EXPERT INVITÉ. C’est le rêve fou de plusieurs scientifiques et doux rêveurs depuis des dizaines voire des centaines d’années : créer de l’énergie grâce à la fusion nucléaire. Si c’est une thématique que nous avons abordée il y a quelques années de cela, une percée majeure vient de se produire. Que faut-il en penser et quelles sont les occasions d’investissement? Synthèse et analyse.

 

 

Les faits

Dans le cas du réacteur de fusion français WEST, comme le rapporte National Geographic, les scientifiques ont réussi à maintenir le plasma à une température stupéfiante de 100 millions de degrés Fahrenheit pendant six minutes, dépassant de loin la température du cœur du Soleil, qui est d’environ 27 millions de degrés Fahrenheit.

L’expérience (réussie) permet enfin d’atteindre l’objectif d’allumage promis lors du lancement de la construction de la National Ignition Facility en 1997. Cependant, lorsque les opérations ont commencé en 2009, l’installation n’a pratiquement pas produit de fusion, une déception embarrassante après un investissement de 3,5 milliards de dollars du gouvernement fédéral.

Le National Geographic souligne qu’un kilogramme de combustible de fusion — principalement un mélange d’isotopes d’hydrogène, le deutérium et le tritium — peut produire une énergie quatorze millions de fois supérieure à celle d’un kilogramme de combustible fossile, tout en évitant les émissions de gaz à effet de serre. Ces chiffres impressionnants soulignent le potentiel de la fusion nucléaire en tant que source d’énergie inépuisable et propre.

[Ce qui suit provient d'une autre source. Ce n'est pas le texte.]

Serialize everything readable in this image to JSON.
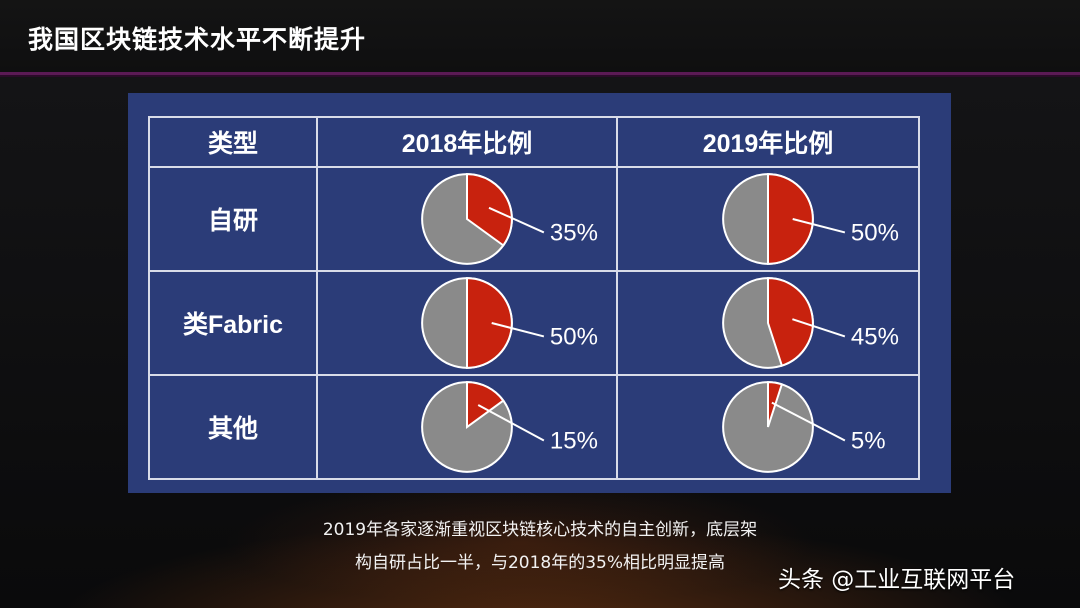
{
  "header": {
    "title": "我国区块链技术水平不断提升"
  },
  "table": {
    "headers": [
      "类型",
      "2018年比例",
      "2019年比例"
    ]
  },
  "chart_data": {
    "type": "pie",
    "colors": {
      "highlight": "#c8220e",
      "rest": "#8a8a8a"
    },
    "rows": [
      {
        "category": "自研",
        "2018": 35,
        "2019": 50,
        "label_2018": "35%",
        "label_2019": "50%"
      },
      {
        "category": "类Fabric",
        "2018": 50,
        "2019": 45,
        "label_2018": "50%",
        "label_2019": "45%"
      },
      {
        "category": "其他",
        "2018": 15,
        "2019": 5,
        "label_2018": "15%",
        "label_2019": "5%"
      }
    ]
  },
  "caption": {
    "line1": "2019年各家逐渐重视区块链核心技术的自主创新，底层架",
    "line2": "构自研占比一半，与2018年的35%相比明显提高"
  },
  "watermark": "头条 @工业互联网平台"
}
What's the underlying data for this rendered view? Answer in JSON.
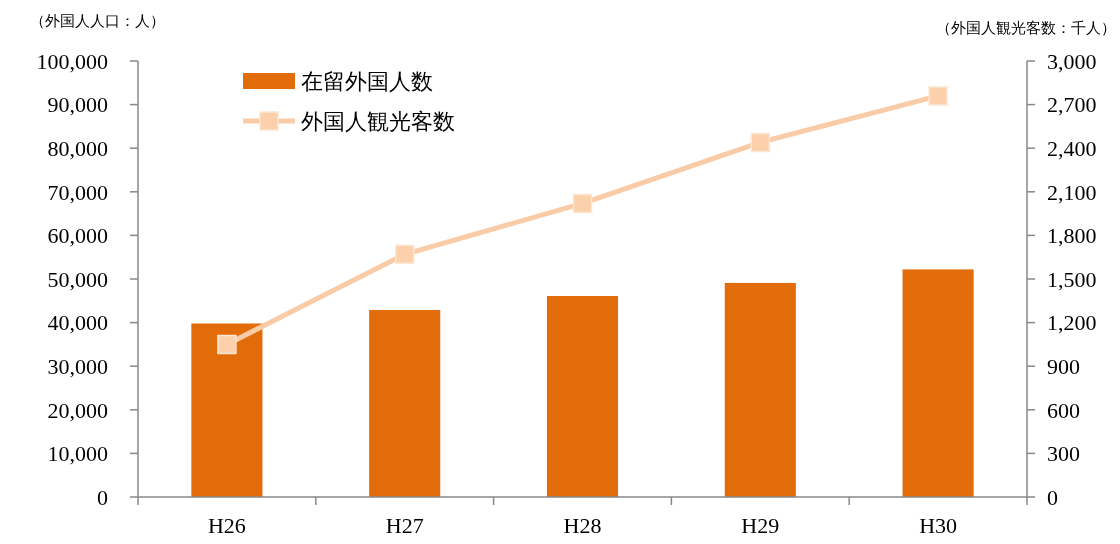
{
  "chart_data": {
    "type": "bar",
    "ylabel": "（外国人人口：人）",
    "y2label": "（外国人観光客数：千人）",
    "categories": [
      "H26",
      "H27",
      "H28",
      "H29",
      "H30"
    ],
    "series": [
      {
        "name": "在留外国人数",
        "color": "#e36c0a",
        "values": [
          39800,
          42900,
          46100,
          49100,
          52200
        ]
      },
      {
        "name": "外国人観光客数",
        "type": "line",
        "axis": "y2",
        "color": "#f9cba6",
        "marker": "square",
        "values": [
          1050,
          1670,
          2020,
          2440,
          2760
        ]
      }
    ],
    "ylim": [
      0,
      100000
    ],
    "yticks": [
      0,
      {
        "value": 10000,
        "label": "10,000"
      },
      {
        "value": 20000,
        "label": "20,000"
      },
      {
        "value": 30000,
        "label": "30,000"
      },
      {
        "value": 40000,
        "label": "40,000"
      },
      {
        "value": 50000,
        "label": "50,000"
      },
      {
        "value": 60000,
        "label": "60,000"
      },
      {
        "value": 70000,
        "label": "70,000"
      },
      {
        "value": 80000,
        "label": "80,000"
      },
      {
        "value": 90000,
        "label": "90,000"
      },
      {
        "value": 100000,
        "label": "100,000"
      }
    ],
    "y2lim": [
      0,
      3000
    ],
    "y2ticks": [
      0,
      300,
      600,
      900,
      {
        "value": 1200,
        "label": "1,200"
      },
      {
        "value": 1500,
        "label": "1,500"
      },
      {
        "value": 1800,
        "label": "1,800"
      },
      {
        "value": 2100,
        "label": "2,100"
      },
      {
        "value": 2400,
        "label": "2,400"
      },
      {
        "value": 2700,
        "label": "2,700"
      },
      {
        "value": 3000,
        "label": "3,000"
      }
    ],
    "legend": "top left",
    "grid": false
  }
}
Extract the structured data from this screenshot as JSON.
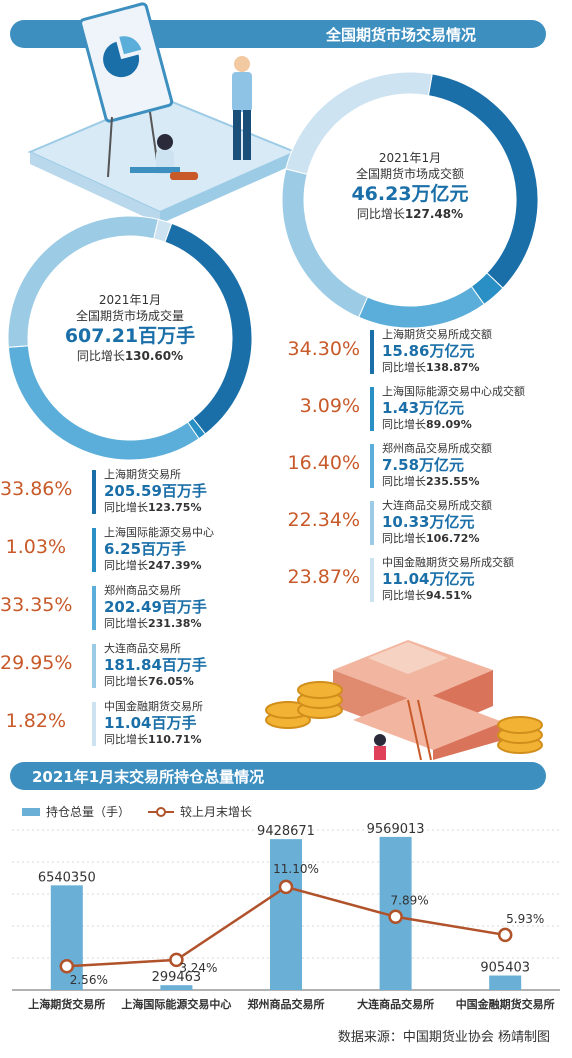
{
  "header": {
    "title": "全国期货市场交易情况"
  },
  "turnover": {
    "line1": "2021年1月",
    "line2": "全国期货市场成交额",
    "total": "46.23万亿元",
    "growth_label": "同比增长",
    "growth_value": "127.48%",
    "colors": [
      "#1a6fa8",
      "#2a8fc4",
      "#5aaed9",
      "#9ccbe6",
      "#cde3f1"
    ],
    "items": [
      {
        "pct": "34.30%",
        "share": 34.3,
        "name": "上海期货交易所成交额",
        "value": "15.86万亿元",
        "growth_label": "同比增长",
        "growth": "138.87%"
      },
      {
        "pct": "3.09%",
        "share": 3.09,
        "name": "上海国际能源交易中心成交额",
        "value": "1.43万亿元",
        "growth_label": "同比增长",
        "growth": "89.09%"
      },
      {
        "pct": "16.40%",
        "share": 16.4,
        "name": "郑州商品交易所成交额",
        "value": "7.58万亿元",
        "growth_label": "同比增长",
        "growth": "235.55%"
      },
      {
        "pct": "22.34%",
        "share": 22.34,
        "name": "大连商品交易所成交额",
        "value": "10.33万亿元",
        "growth_label": "同比增长",
        "growth": "106.72%"
      },
      {
        "pct": "23.87%",
        "share": 23.87,
        "name": "中国金融期货交易所成交额",
        "value": "11.04万亿元",
        "growth_label": "同比增长",
        "growth": "94.51%"
      }
    ]
  },
  "volume": {
    "line1": "2021年1月",
    "line2": "全国期货市场成交量",
    "total": "607.21百万手",
    "growth_label": "同比增长",
    "growth_value": "130.60%",
    "colors": [
      "#1a6fa8",
      "#2a8fc4",
      "#5aaed9",
      "#9ccbe6",
      "#cde3f1"
    ],
    "items": [
      {
        "pct": "33.86%",
        "share": 33.86,
        "name": "上海期货交易所",
        "value": "205.59百万手",
        "growth_label": "同比增长",
        "growth": "123.75%"
      },
      {
        "pct": "1.03%",
        "share": 1.03,
        "name": "上海国际能源交易中心",
        "value": "6.25百万手",
        "growth_label": "同比增长",
        "growth": "247.39%"
      },
      {
        "pct": "33.35%",
        "share": 33.35,
        "name": "郑州商品交易所",
        "value": "202.49百万手",
        "growth_label": "同比增长",
        "growth": "231.38%"
      },
      {
        "pct": "29.95%",
        "share": 29.95,
        "name": "大连商品交易所",
        "value": "181.84百万手",
        "growth_label": "同比增长",
        "growth": "76.05%"
      },
      {
        "pct": "1.82%",
        "share": 1.82,
        "name": "中国金融期货交易所",
        "value": "11.04百万手",
        "growth_label": "同比增长",
        "growth": "110.71%"
      }
    ]
  },
  "chart_data": {
    "type": "bar",
    "title": "2021年1月末交易所持仓总量情况",
    "categories": [
      "上海期货交易所",
      "上海国际能源交易中心",
      "郑州商品交易所",
      "大连商品交易所",
      "中国金融期货交易所"
    ],
    "series": [
      {
        "name": "持仓总量（手）",
        "type": "bar",
        "values": [
          6540350,
          299463,
          9428671,
          9569013,
          905403
        ],
        "labels": [
          "6540350",
          "299463",
          "9428671",
          "9569013",
          "905403"
        ]
      },
      {
        "name": "较上月末增长",
        "type": "line",
        "values": [
          2.56,
          3.24,
          11.1,
          7.89,
          5.93
        ],
        "labels": [
          "2.56%",
          "3.24%",
          "11.10%",
          "7.89%",
          "5.93%"
        ]
      }
    ],
    "legend": "top-left",
    "grid": true,
    "colors": {
      "bar": "#6aafd6",
      "line": "#b0522a"
    }
  },
  "footer": {
    "source": "数据来源：中国期货业协会  杨靖制图"
  }
}
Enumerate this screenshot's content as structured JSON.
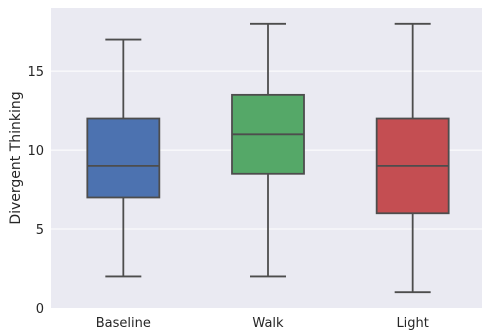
{
  "chart_data": {
    "type": "box",
    "title": "",
    "xlabel": "",
    "ylabel": "Divergent Thinking",
    "ylim": [
      0,
      19
    ],
    "yticks": [
      0,
      5,
      10,
      15
    ],
    "grid": true,
    "categories": [
      "Baseline",
      "Walk",
      "Light"
    ],
    "boxes": [
      {
        "category": "Baseline",
        "min": 2,
        "q1": 7,
        "median": 9,
        "q3": 12,
        "max": 17,
        "color": "#4C72B0"
      },
      {
        "category": "Walk",
        "min": 2,
        "q1": 8.5,
        "median": 11,
        "q3": 13.5,
        "max": 18,
        "color": "#55A868"
      },
      {
        "category": "Light",
        "min": 1,
        "q1": 6,
        "median": 9,
        "q3": 12,
        "max": 18,
        "color": "#C44E52"
      }
    ]
  }
}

La réaction de fusion en laboratoire a de fait produit plus d’énergie qu’il n’en a fallu pour la déclencher.

 

 

Qu’est-ce que la fusion nucléaire?

La fusion nucléaire émule les processus naturels au cœur du Soleil, où les atomes d’hydrogène fusionnent pour former de l’hélium, libérant ainsi une énergie énorme qui dépasse largement celle de la fission nucléaire.

Luis Delgado-Aparicio, qui dirige les projets avancés au PPPL, décrit la fusion nucléaire comme une sorte de «soleil artificiel sur Terre». Il s’agit d’un défi de taille, car il faut atteindre des températures supérieures à celles du cœur du soleil tout en réduisant les niveaux de pression pour faciliter la fusion.

Un autre obstacle important est le maintien de la réaction de fusion nucléaire, qui est susceptible de s’éteindre rapidement, en particulier en cas de contamination du combustible. En outre, pour que la fusion soit viable, elle doit produire plus d’énergie que la quantité utilisée pour chauffer le plasma à des températures aussi extrêmes. Les dernières expériences ont permis de produire 15% d’énergie en plus, même si la production nette d’énergie n’est pas au rendez-vous.

Les tokamaks, caractérisés par leur forme de beignet avec un trou central, sont un type spécifique de réacteur de fusion dans lequel le plasma est contenu par un champ magnétique puissant. Le choix du matériau des parois du réacteur est un élément essentiel de la conception.

À l’origine, le réacteur WEST utilisait du carbone pour ses parois en raison de sa facilité de manipulation, mais il absorbait le tritium du mélange combustible. En 2012, il a été remplacé par du tungstène, qui, malgré les problèmes qu’il pose, tels que la fusion et la contamination par le plasma à haute température, sera également utilisé dans le réacteur ITER, le plus important projet de réacteur expérimental de fusion dans le sud de la France.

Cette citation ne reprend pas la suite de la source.